町外れの広場で開催される「サマービーストフェスティバル」は、毎年夏の風物詩だった。参加者はカラフルな動物やファンタジーキャラクターの着ぐるみを着て、ダンスやパレードを楽しむ。だが、このイベントには誰もが知る暗黙のルールがあった。「どんなに楽しくても、着ぐるみは1時間以内に脱げ」。なぜなら、噂では3時間以上着続けると「着ぐるみと体が融合してしまう」というのだ。誰も本気にはしないが、暑さでフラフラになる前に脱ぐのが賢明だった。


主人公のユウトは、高校2年生の17歳。内気な性格で、普段は目立たない存在だ。ある日、クラスの人気者・アカリに「一緒にフェスティバル出ようよ!キミ、絶対カッコいい着ぐるみ似合うよ!」と誘われ、断れずに参加を決めた。アカリが選んだのは、ユウトには少し派手すぎる「金のライオン」の着ぐるみ。ユウトは「こんなの…目立つじゃん」とブツブツ言いながらも、彼女の笑顔に押されて着ることにした。


フェスティバル当日、広場は熱気と笑い声で溢れていた。ユウトは金のライオン姿でアカリの「銀のオオカミ」と並び、ぎこちなくパレードに参加。子供たちに手を振ったり、音楽に合わせてステップを踏んだりしているうちに、意外と楽しい気分になってきた。だが、30分も経つと着ぐるみの中はサウナ状態。汗で視界がぼやけ、頭がクラクラする。「アカリ、そろそろ脱ごうよ…」と訴えたが、彼女は「えー!もうちょっと!ライオンとオオカミのコンビ、めっちゃウケてるよ!」と笑い、ユウトを引っ張り続けた。

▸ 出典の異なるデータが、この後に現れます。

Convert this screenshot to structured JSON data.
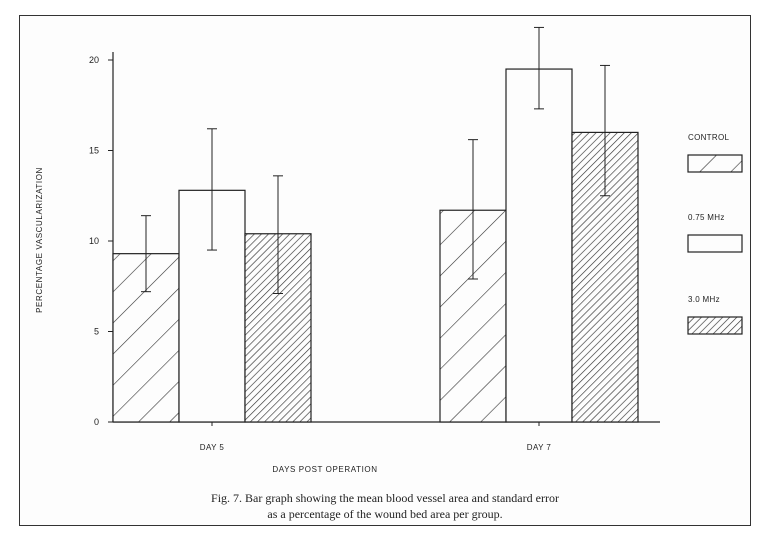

1時間が近づいた頃、ユウトは限界を感じていた。だが、アカリが突然「ねえ、ユウト!あのステージでダンスバトルやってるよ!私たちも出てみない?」と目を輝かせた。ユウトは気弱に「いや、でも…」と口ごもったが、観客の「ライオン!オオカミ!」という声援に流され、ステージへ。ダンスは予想以上に盛り上がり、ユウトもアドレナリンで暑さを忘れた。アカリと息の合った動きを見せ、拍手喝采を浴びた。


だが、時計は無情にも進む。ダンスバトルが終わった時、ユウトが着ぐるみを着始めてから2時間45分が経過していた。「やばい、脱がなきゃ!」と慌ててファスナーを探すが、汗で手が滑り、思うように動かない。アカリも「え、ユウト、大丈夫?」と心配そうに声をかけたが、彼女自身もオオカミの着ぐるみで汗だくだった。


そして、3時間の境界線を越えた瞬間――ユウトの体に異変が起きた。全身が熱くなり、金のライオンの毛皮が皮膚に溶け込むように一体化。視界が鋭くなり、喉から「ガオオ…」と本物の咆哮が漏れた。驚いたことに、アカリも同じだった。彼女の銀のオオカミの耳がピクピク動き、瞳が野生の輝きを帯びている。「ユウト…私たち、どうなっちゃったの!?」と叫ぶアカリの声は、半分オオカミの遠吠えのようだった。


会場はパニックに陥った。他の参加者はとっくに着ぐるみを脱いでいたため、融合したのはユウトとアカリだけ。主催者の老女が静かに現れ、冷静に言った。「おや、今年も融合者が出たか。まあ、運命だねぇ」。ユウトは「ガオ!(運命って何!?)」と唸ったが、言葉は通じない。主催者はただ微笑むだけで、二人をそのまま放置して去ってしまった。


その夜、ユウトとアカリはライオンとオオカミの姿で町を抜け出し、近くの森に逃げ込んだ。人間の言葉は話せないが、なぜかお互いの気持ちは通じ合った。「どうしよう…このままなの?」とアカリがオオカミの目で訴えると、ユウトは「ガオ…(とりあえず隠れよう)」と答える。二人は森の奥で身を寄せ合い、これからどう生きていくかを考え始めた。